Tuesday, June 2, 2015

A bittersweet weekend, and a new guy

Thanks to TwoLives for the comment on the last post.

Well, it's over with this guy. I'll call him Thomas. He deserves a pseudonym since he was such a memorable one.

We missed a weekend since we were both traveling for Memorial Day. Over this past weekend we hung out both Saturday and Sunday. I had an amazing time. We went out to eat, checked out a beautiful historic house/museum, saw an improv show together . . . and then he initiated a talk. For the first time. At first I had a little glimmer of hope. Was this going to be a "I really like you and I'm ready to get a little more intimate/serious talk?" I felt the chances were good seeing as how he had agreed to spend so much time with me, and we'd had such a great time. I went first, and emphasized how much I liked him. Then he spoke . . . and told me he has come to think of me as more of a friend.

He mentioned how we'd been going out for nearly two months and hadn't done anything in the bedroom. I pointed out that one or both of us was sick for nearly half the time we'd been seeing each other, which may have affected our momentum. There also was really no opportunity for it. He admitted that he could have invited me over to his place but never did. My place wasn't an option because he never offered to drive to my neck of the woods. I told him that his reluctance to drive to me had been a worry for me, and he said that though it may be a bit selfish, he just really doesn't like to drive.

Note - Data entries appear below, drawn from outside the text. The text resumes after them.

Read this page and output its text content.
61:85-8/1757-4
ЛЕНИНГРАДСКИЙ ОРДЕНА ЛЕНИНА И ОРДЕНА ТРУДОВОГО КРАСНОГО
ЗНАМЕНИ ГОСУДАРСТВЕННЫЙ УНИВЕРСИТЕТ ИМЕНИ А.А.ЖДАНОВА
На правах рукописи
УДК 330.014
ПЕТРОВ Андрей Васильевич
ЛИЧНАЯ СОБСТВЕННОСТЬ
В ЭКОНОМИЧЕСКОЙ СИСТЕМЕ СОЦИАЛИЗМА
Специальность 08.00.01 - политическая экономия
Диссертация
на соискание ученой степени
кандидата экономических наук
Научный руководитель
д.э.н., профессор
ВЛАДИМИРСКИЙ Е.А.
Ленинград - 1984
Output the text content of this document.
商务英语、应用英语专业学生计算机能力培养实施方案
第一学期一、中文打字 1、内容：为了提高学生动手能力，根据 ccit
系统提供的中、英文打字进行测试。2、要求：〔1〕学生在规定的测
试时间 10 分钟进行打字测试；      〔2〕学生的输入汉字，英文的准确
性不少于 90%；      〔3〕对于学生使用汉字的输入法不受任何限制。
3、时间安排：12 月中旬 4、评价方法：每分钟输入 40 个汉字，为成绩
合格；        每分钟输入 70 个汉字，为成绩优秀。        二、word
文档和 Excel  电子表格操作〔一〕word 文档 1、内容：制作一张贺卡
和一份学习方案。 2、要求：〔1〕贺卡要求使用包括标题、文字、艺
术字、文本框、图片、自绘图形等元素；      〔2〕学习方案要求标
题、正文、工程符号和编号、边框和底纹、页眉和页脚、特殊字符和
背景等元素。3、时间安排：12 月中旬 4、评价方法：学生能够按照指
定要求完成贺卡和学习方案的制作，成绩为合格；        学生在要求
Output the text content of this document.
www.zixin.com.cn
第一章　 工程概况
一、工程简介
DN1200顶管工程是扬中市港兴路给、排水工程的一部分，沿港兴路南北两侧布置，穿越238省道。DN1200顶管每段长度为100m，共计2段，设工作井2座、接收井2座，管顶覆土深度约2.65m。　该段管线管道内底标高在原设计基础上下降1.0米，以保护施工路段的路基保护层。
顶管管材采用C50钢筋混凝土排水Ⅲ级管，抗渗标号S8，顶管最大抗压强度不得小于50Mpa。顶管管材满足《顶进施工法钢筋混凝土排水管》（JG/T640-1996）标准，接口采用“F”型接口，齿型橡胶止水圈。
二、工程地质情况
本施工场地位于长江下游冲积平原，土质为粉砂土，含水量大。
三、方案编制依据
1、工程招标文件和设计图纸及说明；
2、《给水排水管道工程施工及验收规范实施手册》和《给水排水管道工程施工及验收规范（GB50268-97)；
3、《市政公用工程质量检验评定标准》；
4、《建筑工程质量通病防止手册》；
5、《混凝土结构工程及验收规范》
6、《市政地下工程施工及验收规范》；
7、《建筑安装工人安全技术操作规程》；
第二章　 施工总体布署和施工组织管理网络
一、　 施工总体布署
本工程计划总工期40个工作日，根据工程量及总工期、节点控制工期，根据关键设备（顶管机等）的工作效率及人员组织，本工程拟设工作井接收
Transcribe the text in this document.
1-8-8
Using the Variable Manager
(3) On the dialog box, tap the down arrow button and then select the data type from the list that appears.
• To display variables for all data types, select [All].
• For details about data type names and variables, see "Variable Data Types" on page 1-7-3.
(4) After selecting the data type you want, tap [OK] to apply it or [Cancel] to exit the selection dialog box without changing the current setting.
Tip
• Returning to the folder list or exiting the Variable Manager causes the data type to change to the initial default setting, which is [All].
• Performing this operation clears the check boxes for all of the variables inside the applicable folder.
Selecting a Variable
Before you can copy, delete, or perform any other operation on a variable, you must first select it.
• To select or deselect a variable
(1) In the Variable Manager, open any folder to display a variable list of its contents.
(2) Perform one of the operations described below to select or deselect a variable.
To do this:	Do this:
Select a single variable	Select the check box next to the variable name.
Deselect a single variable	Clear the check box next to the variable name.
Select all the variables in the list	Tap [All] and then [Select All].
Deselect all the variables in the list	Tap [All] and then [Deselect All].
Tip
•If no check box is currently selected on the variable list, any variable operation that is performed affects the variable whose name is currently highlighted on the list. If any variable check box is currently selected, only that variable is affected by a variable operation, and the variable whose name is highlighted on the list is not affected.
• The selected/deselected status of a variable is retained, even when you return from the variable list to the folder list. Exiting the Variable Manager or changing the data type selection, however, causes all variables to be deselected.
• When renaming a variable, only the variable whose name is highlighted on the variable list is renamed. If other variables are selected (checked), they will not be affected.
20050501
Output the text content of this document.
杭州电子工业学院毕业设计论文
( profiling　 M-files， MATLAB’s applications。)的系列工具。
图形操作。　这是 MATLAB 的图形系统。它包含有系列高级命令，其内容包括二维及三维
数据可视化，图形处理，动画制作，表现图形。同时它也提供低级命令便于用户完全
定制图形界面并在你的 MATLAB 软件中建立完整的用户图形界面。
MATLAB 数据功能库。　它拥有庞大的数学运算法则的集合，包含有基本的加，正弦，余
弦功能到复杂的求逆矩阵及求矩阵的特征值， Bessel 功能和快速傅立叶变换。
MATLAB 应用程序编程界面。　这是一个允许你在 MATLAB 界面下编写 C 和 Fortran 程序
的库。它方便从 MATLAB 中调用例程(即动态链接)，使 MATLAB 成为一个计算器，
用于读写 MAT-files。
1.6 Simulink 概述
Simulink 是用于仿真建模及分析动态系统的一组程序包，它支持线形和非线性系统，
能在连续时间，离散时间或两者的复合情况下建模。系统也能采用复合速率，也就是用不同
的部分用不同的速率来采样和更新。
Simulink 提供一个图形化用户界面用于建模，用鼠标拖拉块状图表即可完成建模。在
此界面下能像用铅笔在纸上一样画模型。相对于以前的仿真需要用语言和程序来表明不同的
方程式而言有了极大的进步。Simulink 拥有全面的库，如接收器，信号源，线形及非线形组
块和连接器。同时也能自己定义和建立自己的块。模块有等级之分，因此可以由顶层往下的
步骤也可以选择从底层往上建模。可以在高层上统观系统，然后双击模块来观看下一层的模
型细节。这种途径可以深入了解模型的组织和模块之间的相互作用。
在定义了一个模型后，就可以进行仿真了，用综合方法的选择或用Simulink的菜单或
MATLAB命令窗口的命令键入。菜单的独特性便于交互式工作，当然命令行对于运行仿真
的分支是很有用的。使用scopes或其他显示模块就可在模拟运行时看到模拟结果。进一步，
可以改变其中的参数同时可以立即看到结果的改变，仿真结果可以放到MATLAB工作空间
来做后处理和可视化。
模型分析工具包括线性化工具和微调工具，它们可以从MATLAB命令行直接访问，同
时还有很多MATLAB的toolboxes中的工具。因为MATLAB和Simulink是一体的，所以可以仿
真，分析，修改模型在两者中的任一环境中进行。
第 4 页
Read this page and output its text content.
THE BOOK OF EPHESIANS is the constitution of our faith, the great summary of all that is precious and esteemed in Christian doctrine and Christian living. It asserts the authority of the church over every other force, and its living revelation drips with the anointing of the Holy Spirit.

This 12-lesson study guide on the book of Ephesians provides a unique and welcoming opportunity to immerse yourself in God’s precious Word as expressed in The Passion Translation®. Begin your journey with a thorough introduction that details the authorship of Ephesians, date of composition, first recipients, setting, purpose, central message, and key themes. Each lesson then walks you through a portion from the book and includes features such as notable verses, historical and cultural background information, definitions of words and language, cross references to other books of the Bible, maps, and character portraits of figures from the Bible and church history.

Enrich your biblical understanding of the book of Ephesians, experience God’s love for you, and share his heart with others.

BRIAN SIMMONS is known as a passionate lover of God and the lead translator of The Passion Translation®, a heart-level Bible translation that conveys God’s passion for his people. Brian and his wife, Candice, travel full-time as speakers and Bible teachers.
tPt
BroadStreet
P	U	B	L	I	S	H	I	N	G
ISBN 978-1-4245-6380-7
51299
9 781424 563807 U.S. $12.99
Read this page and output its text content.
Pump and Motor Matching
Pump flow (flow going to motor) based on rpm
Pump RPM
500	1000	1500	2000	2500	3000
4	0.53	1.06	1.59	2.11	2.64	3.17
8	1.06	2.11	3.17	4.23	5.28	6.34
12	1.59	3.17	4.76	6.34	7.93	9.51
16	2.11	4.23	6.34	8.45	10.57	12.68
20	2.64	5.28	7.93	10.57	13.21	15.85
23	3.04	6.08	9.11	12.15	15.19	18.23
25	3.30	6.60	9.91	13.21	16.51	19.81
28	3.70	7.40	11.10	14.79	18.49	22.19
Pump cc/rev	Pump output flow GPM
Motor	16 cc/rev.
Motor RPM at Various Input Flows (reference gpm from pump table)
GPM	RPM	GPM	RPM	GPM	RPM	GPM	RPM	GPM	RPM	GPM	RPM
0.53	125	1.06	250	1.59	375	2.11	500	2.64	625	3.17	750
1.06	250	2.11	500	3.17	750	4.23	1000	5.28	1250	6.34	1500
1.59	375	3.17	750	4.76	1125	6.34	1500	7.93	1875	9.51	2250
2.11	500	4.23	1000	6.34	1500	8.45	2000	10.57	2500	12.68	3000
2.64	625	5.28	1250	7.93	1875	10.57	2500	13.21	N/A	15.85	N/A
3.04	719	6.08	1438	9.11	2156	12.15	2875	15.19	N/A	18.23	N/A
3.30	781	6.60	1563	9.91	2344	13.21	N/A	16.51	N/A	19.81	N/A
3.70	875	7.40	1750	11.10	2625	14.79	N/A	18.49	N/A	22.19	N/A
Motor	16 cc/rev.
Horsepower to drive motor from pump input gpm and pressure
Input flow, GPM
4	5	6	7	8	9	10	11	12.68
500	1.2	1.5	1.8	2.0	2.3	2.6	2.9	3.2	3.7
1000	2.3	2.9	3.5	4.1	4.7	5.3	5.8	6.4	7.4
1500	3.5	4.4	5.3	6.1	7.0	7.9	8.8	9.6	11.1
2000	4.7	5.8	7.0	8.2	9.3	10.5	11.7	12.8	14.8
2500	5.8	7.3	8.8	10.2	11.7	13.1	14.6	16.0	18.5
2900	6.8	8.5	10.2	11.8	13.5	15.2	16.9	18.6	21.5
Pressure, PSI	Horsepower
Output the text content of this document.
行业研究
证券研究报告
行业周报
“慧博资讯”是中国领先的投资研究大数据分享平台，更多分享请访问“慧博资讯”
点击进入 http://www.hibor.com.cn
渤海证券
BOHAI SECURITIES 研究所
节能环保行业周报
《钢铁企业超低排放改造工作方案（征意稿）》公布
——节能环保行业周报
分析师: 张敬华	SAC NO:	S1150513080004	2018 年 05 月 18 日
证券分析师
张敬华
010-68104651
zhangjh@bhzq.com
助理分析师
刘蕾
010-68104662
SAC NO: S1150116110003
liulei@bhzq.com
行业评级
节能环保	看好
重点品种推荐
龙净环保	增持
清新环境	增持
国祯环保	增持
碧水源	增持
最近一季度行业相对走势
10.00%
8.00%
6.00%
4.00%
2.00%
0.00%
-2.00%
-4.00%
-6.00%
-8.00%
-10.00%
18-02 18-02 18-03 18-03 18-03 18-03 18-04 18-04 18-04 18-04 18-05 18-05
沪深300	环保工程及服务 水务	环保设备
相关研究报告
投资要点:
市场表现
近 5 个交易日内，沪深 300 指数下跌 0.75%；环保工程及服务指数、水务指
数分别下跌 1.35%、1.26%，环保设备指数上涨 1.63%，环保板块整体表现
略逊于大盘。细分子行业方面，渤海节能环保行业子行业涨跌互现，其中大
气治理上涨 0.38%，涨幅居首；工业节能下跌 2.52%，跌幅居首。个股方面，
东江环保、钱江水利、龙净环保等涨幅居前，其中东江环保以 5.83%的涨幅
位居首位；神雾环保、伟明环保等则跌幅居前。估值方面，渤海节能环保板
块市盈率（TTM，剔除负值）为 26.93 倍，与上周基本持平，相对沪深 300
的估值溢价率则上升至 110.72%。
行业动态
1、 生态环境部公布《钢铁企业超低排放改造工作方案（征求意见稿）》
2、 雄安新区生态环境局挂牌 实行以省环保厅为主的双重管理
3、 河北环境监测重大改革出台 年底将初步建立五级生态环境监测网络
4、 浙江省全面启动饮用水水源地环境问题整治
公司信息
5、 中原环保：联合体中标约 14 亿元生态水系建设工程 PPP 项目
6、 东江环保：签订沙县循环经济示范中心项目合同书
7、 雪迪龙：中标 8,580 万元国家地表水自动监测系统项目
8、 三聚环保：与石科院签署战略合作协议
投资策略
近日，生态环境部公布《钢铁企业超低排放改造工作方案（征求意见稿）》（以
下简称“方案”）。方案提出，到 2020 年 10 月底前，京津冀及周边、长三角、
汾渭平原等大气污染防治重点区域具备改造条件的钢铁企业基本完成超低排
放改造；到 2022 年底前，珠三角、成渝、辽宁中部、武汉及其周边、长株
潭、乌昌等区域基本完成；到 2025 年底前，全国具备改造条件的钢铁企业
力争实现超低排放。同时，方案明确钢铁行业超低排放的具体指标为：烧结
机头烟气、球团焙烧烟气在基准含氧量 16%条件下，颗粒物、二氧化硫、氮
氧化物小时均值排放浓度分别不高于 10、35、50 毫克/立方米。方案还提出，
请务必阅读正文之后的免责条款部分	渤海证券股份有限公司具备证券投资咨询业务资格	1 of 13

And so that's it. The guy I've been the most excited about in two years is dumping me because he doesn't like to drive, and because my keeping my distance so as not to get him sick made him cease to see me as a romantic prospect (talk about nice guys finishing last . . .) I know realistically he may still need time to emotionally move on from his 8 year relationship. But it's still so frustrating! He really had me falling for him. His eyes were beautiful, his smile adorable, his personality charming, his presence so calming. We could talk for hours, which is a big deal for me. In a follow up text after I got home he complimented me for being such a "good conversationalist." All that time spent together and that's all he could see in me? It's a wonder we lasted so long.

Silver lining: I actually went on a first date last week, since I sensed that things were in the danger zone with Thomas. The date went really well, and the second date was last night. I went over to the guy's place and he cooked. It was delicious, and we had a great time. We also made out a lot. It was clear that he kind of wanted to go further, but he stopped himself. He clearly wants to take things a little slow (but not too slow). But he has made no secret of the fact that he likes me and is very impressed by me. He is also very handsome himself. More feminine than I would usually be attracted to, but in this case it somehow enhances his attractiveness. And you know what? I like not having to wonder about what the other guy thinks of me.

That second date has given me a much needed buffer to keep my spirits high after the disappointment with Thomas. It will still be a little while before I'm over that one though, and I hope it doesn't affect what I have going with this new guy. I'm going to keep my distance from Thomas for a while. If friendship is possible it's the only way, as I once learned the hard way.

In other news, I met a fellow blogger, Aek of The Masks We Wear, for the first time in person. Very nice guy and he came to see me perform improv. So great to finally meet him :)

2 comments:

  1. Sounds like this new guy could be a winner! A good cook... mmmm

    Too bad I didn't get to catch up with AEK. He's a cool guy. Last week was insane for me.

    ReplyDelete
  2. It was likewise great meeting you in person too!! It's been a long time coming, haha. And yeah, I was sad that I couldn't also meet up with Mike, but I'll definitely visit again before too long. :-)

    And the improv show was a ton of fun! I wonder if there's any around where I'm at.